Помнишь ли ты, мы как-то были у вас, давно, еще в том доме, ты меня опросил, читала ли я Козлова, и сказал из него именно то же самое место. Трепет пробежал по мне, я улыбнулась, насилу удерживая слезы".
Глубоко грустная нота постоянно звучала в ее груди; вполне она никогда не исключалась, а только иногда умолкала, поглощенная светлой минутой жизни.
Месяца за два до своей кончины, возвращаясь еще раз к своему детству, она писала:
"Кругом было старое, дурное, холодное, мертвое, ложное, мое воспитание началось с упреков и оскорблений, вследствие этого - отчуждение от всех людей, недоверчивость к их ласкам, отвращение от их участия, углубление в самое себя..."
Но для такого углубления в самого себя надобно было иметь не только страшную глубь души, в которой привольно нырять, но страшную силу независимости и самобытности. Жить своею жизнию в среде неприязненной и пошлой, гнетущей и безвыходной могут очень немногие. Иной раз дух не вынесет, иной раз тело сломится.
Сиротство и грубые прикосновения в самый нежный возраст оставили черную полосу на душе, рану, которая никогда не срасталась вполне.
"Я не помню, - пишет она в 1837, - когда бы я свободно и от души произнесла слово "маменька", к кому бы, беспечно забывая все, склонилась на грудь. С восьми лет чужая всем, я люблю мою мать... но мы не знаем друг друга".
Глядя на бледный цвет лица, на большие глаза, окаймленные темной полоской, двенадцатилетней девочки, на ее томную усталь и вечную грусть, многим каза(316)лось, что это одна из предназначенных, ранних жертв чахотки, жертв, с детства отмеченных перстом смерти, особым знамением красоты и преждевременной думы. "Может, - говорит она, - я и не вынесла бы этой борьбы, если б я не была спасена нашей встречей".
И я так поздно ее понял и разгадал!
До 1834 я все еще не умел оценить это богатое существование, развертывавшееся возле меня, несмотря на то что девять лет прошло с тех пор, как княгиня представляла ее моему отцу в длинном шерстяном платье.
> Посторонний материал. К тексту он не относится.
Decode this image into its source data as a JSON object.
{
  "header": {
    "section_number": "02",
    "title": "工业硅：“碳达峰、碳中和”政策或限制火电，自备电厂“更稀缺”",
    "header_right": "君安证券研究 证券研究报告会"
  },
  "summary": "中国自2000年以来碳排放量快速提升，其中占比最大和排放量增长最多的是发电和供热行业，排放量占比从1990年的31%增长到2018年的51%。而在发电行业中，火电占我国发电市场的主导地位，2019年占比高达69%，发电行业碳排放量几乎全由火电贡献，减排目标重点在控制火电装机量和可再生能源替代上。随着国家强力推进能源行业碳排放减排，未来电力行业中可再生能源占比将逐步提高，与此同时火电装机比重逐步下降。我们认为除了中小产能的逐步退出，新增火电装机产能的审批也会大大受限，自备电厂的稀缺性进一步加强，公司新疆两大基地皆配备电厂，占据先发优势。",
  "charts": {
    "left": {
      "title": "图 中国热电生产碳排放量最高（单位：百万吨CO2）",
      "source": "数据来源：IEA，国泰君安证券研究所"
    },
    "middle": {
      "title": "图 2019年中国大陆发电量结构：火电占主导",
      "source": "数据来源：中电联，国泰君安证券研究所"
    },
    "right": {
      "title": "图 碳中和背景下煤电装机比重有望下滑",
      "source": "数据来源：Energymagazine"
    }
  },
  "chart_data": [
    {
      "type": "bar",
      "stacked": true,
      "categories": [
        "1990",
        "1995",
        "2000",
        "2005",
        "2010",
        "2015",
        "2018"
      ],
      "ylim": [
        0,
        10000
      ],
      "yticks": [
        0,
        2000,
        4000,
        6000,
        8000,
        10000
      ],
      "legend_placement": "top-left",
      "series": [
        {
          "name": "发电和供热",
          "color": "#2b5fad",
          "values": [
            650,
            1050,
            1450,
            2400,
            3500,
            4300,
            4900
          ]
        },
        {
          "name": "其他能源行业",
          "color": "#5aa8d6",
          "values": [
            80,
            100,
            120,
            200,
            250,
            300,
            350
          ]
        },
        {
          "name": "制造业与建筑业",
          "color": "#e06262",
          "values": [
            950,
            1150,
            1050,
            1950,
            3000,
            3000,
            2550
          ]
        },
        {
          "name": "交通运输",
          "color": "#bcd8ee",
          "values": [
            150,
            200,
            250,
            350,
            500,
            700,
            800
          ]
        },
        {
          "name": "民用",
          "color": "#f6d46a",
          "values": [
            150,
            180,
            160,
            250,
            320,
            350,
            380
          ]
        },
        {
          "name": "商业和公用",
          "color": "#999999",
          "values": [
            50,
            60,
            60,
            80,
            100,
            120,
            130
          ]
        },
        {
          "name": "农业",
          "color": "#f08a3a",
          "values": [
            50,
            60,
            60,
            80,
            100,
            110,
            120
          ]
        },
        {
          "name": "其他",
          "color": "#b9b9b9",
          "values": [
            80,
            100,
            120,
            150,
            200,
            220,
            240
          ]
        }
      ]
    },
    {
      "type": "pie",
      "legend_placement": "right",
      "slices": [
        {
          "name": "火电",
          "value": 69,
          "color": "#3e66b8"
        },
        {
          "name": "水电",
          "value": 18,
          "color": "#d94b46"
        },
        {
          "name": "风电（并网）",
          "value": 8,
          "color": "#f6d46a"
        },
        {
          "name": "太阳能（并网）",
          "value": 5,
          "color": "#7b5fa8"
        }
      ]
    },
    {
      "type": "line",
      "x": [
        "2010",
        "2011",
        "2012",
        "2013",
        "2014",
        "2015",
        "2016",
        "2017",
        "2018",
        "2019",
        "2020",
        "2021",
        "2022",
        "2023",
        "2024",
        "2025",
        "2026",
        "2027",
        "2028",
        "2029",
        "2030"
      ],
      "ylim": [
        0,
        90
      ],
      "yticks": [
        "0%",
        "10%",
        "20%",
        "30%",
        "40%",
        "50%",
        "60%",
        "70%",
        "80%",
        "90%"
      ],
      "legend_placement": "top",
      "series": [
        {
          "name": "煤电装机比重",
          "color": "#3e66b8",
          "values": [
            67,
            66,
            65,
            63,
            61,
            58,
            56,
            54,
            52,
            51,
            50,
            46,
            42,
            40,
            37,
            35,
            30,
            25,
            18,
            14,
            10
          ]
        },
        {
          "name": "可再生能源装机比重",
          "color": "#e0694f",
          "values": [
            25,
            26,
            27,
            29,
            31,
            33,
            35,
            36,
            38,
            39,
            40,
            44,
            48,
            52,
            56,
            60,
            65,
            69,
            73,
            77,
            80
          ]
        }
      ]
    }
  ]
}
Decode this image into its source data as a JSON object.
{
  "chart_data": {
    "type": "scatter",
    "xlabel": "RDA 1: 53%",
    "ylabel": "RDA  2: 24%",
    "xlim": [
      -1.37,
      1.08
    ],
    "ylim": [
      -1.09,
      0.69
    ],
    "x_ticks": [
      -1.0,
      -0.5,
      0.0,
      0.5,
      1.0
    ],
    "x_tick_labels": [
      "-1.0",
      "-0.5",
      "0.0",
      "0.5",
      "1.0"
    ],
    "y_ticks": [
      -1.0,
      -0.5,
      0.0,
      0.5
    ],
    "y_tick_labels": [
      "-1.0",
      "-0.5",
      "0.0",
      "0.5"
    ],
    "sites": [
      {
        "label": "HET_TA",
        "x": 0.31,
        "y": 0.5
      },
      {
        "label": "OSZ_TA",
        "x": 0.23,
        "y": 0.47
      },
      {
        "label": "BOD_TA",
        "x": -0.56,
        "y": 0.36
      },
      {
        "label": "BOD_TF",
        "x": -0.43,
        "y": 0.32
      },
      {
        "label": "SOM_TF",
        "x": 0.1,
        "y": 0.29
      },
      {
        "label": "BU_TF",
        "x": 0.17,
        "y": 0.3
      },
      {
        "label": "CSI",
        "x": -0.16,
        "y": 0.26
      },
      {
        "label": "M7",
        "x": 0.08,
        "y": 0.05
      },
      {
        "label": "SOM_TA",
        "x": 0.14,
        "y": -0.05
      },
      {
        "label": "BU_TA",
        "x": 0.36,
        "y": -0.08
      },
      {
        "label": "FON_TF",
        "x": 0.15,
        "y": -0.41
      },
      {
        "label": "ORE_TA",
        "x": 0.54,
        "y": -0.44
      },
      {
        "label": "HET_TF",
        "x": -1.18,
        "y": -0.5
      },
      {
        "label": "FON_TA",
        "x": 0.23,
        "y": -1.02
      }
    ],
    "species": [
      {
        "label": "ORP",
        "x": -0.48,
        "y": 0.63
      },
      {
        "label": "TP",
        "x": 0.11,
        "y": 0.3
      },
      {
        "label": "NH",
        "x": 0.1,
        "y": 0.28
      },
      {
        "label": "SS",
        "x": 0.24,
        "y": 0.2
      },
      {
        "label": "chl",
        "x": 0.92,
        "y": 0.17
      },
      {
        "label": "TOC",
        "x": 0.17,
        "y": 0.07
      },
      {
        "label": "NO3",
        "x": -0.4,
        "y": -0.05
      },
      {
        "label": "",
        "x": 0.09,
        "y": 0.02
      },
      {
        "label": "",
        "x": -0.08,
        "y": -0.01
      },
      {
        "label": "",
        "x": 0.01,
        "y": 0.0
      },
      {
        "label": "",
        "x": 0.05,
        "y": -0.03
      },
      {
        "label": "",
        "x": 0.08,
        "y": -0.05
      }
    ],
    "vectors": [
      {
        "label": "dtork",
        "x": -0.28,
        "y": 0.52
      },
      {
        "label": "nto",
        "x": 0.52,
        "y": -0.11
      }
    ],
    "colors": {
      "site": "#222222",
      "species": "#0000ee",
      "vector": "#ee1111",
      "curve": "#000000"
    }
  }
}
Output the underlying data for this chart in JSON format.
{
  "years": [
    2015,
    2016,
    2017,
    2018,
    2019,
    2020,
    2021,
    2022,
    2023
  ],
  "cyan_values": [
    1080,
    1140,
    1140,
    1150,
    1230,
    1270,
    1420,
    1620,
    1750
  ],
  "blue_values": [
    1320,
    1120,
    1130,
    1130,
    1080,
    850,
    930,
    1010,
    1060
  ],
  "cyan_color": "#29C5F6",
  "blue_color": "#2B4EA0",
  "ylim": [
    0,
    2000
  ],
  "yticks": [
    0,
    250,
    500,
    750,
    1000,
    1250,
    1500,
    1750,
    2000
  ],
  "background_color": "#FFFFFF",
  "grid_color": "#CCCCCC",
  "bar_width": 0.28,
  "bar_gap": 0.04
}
Объяснить это нетрудно. Она была дика - я рассеян; мне было жаль дитя, которое все так печально и одиноко сидело у окна, но мы видались очень не часто. Редко, и всякий раз поневоле, ездил я к княгине; еще реже привозила ее княгиня к нам. Визиты княгини производили к тому же почти всегда неприятные впечатления, она обыкновенно ссорилась из-за пустяков с моим отцом, и, не видавшись месяца два, они говорили друг другу колкости, прикрывая их нежными оборотами, в том роде, как леденцом покрывают противные лекарства. "Голубчик мой", - говорила княгиня, - "Голубушка моя", - отвечал мой отец, и ссора шла своим порядком. Мы всегда радовались, когда княгиня уезжала. Сверх того, не надобно забывать, что я тогда был совершенно увлечен политическими мечтами, науками, жил университетом и товариществом.